Casinos, like churches, live on human weaknesses but when you go to a casino you know what you are getting into.
And casinos don’t ring bells at ungodly hours of the morning.
posted July 26, 2007 at 11:22 am
This is one more reason for all Americans to be ashamed and to hide our faces in the international community. It is almost a good thng that the dollar is so weak – we blunder around even less as a result. Examples like this prove once more the ignorance and arrogance of American business. Were they so foolish as to do no research on the history of the property? Is the government so callous and greedy that they thought no one would care? Is the Amercian catholic communtiy (both lower and upper case “c”) choosing to remain blind to this foolishness, and not exert any pressure on the corporation? Only a stupid scoundrel (as in stuppor, unconscious, or asleep) would think to put a casino in a church.
I am ashamed of this corporation, of the government that encourages this sort of thing, and of anyone who would frequent the place. Clearly no one in authority respects the people of the community, cares about history or tradition, or has any sense of what is appropriate. Sad, sad, sad.

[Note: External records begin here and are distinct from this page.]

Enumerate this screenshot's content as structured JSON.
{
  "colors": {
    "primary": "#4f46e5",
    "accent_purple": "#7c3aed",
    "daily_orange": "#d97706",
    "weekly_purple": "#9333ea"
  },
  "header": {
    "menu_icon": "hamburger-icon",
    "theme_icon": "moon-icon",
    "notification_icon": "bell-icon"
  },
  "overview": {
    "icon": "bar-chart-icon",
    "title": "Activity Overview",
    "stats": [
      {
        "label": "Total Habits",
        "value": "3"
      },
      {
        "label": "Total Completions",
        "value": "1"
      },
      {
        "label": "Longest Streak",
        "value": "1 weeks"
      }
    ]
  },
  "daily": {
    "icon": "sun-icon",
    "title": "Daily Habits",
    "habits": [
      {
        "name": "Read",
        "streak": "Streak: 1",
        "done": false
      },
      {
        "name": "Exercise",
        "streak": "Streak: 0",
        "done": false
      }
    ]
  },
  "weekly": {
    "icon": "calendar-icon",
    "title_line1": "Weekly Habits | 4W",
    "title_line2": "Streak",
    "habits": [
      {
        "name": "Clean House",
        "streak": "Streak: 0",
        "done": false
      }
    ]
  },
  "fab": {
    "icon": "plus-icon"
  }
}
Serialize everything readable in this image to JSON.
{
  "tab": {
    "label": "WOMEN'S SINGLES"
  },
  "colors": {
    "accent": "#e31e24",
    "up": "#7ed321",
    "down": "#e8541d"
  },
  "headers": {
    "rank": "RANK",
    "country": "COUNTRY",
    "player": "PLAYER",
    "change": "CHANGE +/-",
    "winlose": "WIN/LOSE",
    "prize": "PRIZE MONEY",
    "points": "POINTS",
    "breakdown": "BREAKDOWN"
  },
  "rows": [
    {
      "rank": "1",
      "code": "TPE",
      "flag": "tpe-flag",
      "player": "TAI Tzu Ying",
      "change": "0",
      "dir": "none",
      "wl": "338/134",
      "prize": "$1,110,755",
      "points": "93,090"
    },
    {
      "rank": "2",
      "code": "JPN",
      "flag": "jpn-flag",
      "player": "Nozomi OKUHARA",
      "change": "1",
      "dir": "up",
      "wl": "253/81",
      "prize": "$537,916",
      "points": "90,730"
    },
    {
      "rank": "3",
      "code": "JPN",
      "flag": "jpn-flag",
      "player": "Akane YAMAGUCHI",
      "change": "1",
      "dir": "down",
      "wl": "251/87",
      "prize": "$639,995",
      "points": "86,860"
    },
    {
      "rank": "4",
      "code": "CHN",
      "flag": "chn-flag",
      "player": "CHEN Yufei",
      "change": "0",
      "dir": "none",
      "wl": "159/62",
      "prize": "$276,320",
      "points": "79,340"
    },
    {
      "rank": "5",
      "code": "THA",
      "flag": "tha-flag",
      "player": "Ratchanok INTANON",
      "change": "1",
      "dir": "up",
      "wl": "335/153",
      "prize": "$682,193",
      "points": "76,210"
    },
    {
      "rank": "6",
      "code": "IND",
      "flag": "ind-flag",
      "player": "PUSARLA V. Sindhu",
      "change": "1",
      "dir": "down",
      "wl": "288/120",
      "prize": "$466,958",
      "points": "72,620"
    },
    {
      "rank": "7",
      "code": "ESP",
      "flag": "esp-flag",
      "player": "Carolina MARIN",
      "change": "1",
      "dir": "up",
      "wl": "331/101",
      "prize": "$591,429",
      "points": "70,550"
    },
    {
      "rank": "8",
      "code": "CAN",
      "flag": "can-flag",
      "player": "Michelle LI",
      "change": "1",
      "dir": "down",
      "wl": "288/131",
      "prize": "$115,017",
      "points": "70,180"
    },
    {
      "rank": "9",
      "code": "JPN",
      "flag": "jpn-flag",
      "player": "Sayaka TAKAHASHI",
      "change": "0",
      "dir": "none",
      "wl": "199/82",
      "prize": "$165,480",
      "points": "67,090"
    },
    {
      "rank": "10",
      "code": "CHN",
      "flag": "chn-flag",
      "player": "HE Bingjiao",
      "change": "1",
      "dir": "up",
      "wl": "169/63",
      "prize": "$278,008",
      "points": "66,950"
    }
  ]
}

posted July 27, 2007 at 7:32 am
The various Greek Orthodox dioceses have quite often used such buildings to build Churches; so why not the reverse? Currently the Ukrainian “Greek” Orthodox Church is in quite mess anyway. Competing Patriarchates have become a nightmare.
posted July 30, 2007 at 12:08 am
I once lived in a community where the one local porno theater (pre-internet and DVDs) rented one of its auditoriums to an evangelical congregation. It was likely more a business decision than an opportunity for reconciliation and redemption. But it was a great oxymoron.
No such luck here. The operative word is simply “moron”.